Martino a Fare Futuro:

Albina Perri

Per il futuro l’Italia deve sapersi dare un bipolarismo in grado di fare a meno della presenza di una forte personalità, come quella del Cavaliere. Antonio Martino, ex ministro della Difesa e tra gli artefici del centrodestra negli anni scorsi, confessa il suo pensiero in un’intervista rilasciata al magazine on line della fondazione Fare Futuro.
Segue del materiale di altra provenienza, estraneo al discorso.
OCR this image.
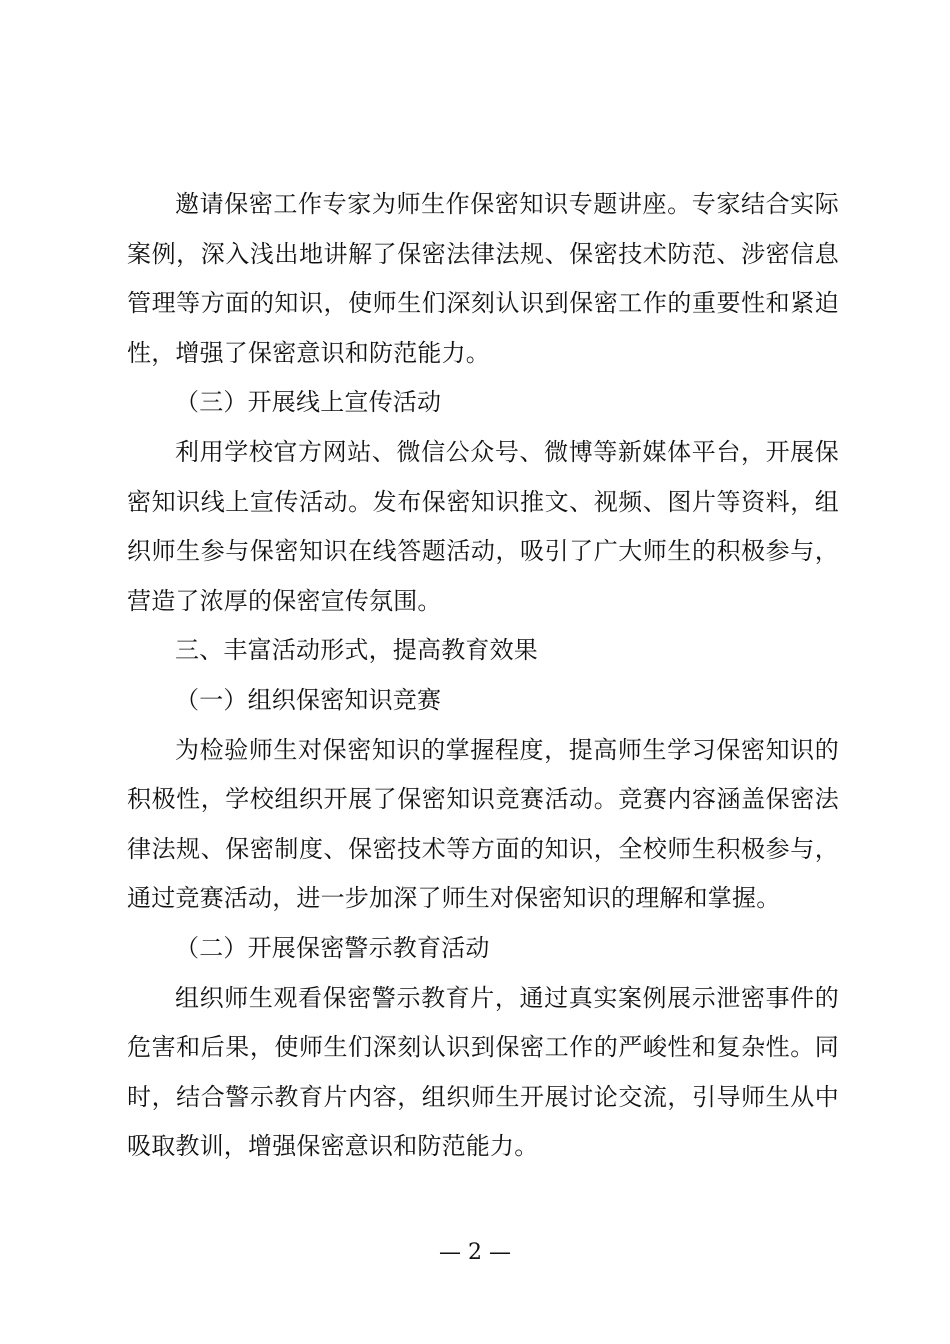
邀请保密工作专家为师生作保密知识专题讲座。专家结合实际案例，深入浅出地讲解了保密法律法规、保密技术防范、涉密信息管理等方面的知识，使师生们深刻认识到保密工作的重要性和紧迫性，增强了保密意识和防范能力。

（三）开展线上宣传活动

利用学校官方网站、微信公众号、微博等新媒体平台，开展保密知识线上宣传活动。发布保密知识推文、视频、图片等资料，组织师生参与保密知识在线答题活动，吸引了广大师生的积极参与，营造了浓厚的保密宣传氛围。

三、丰富活动形式，提高教育效果

（一）组织保密知识竞赛

为检验师生对保密知识的掌握程度，提高师生学习保密知识的积极性，学校组织开展了保密知识竞赛活动。竞赛内容涵盖保密法律法规、保密制度、保密技术等方面的知识，全校师生积极参与，通过竞赛活动，进一步加深了师生对保密知识的理解和掌握。

（二）开展保密警示教育活动

组织师生观看保密警示教育片，通过真实案例展示泄密事件的危害和后果，使师生们深刻认识到保密工作的严峻性和复杂性。同时，结合警示教育片内容，组织师生开展讨论交流，引导师生从中吸取教训，增强保密意识和防范能力。

— 2 —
Parole misurate per fare il punto sulla situazione istituzionale del nostro Paese e per cominciare a tratteggiare il futuro senza Silvio Berlusconi. “Il bipolarismo o bipartitismo che ci ritroviamo è affidato oggi alla forte personalità di Berlusconi”, afferma Martino, “una figura che non lascia indifferenti e tende a favorire la bipolarizzazione del sistema politico”. Ma occorre “un sistema che sia bipolare o bipartitico per le regole che lo disciplinano e non per l’esistenza di una forte personalità”. Quella di Martino è quindi una richiesta: trovare in Parlamento una legge elettorale che garantisca l’equilibrio uscito dalle ultime elezioni, dove “malgrado il sistema elettorale fosse proporzionale”, sono stati molti “i piccoli partiti scomparsi”. La soluzione per lui sarebbe un “sistema maggioritario a turno unico”, “all’americana per intenderci”. Accompagnata dalla riforma presidenzialista sul modello statunitense. “Che sia vero, però, e non fasullo”, specifica. “Capita sovente in Francia, e questo non va dimenticato, che il presidente, il primo ministro, e la stragrande maggioranza dei membri del Parlamento siano dello stesso partito: questo porta a un potere senza regole e controlli. È molto meglio un sistema basato sul potere diviso, un sistema in cui l'elezione del capo del governo non dipende dalla maggioranza parlamentare, con il risultato che l'esecutivo può fare l'esecutivo e il legislativo può fare il legislativo”. Al momento invece sia il Parlamento che il governo sono condizionati nelle loro azione perché “abbiamo un sistema assurdo, nel quale le leggi vengono fatte dal Governo e il Parlamento si limita a ratificarle. E l'esecutivo, dall'altra parte, dipende dal voto del legislativo per restare in piedi”.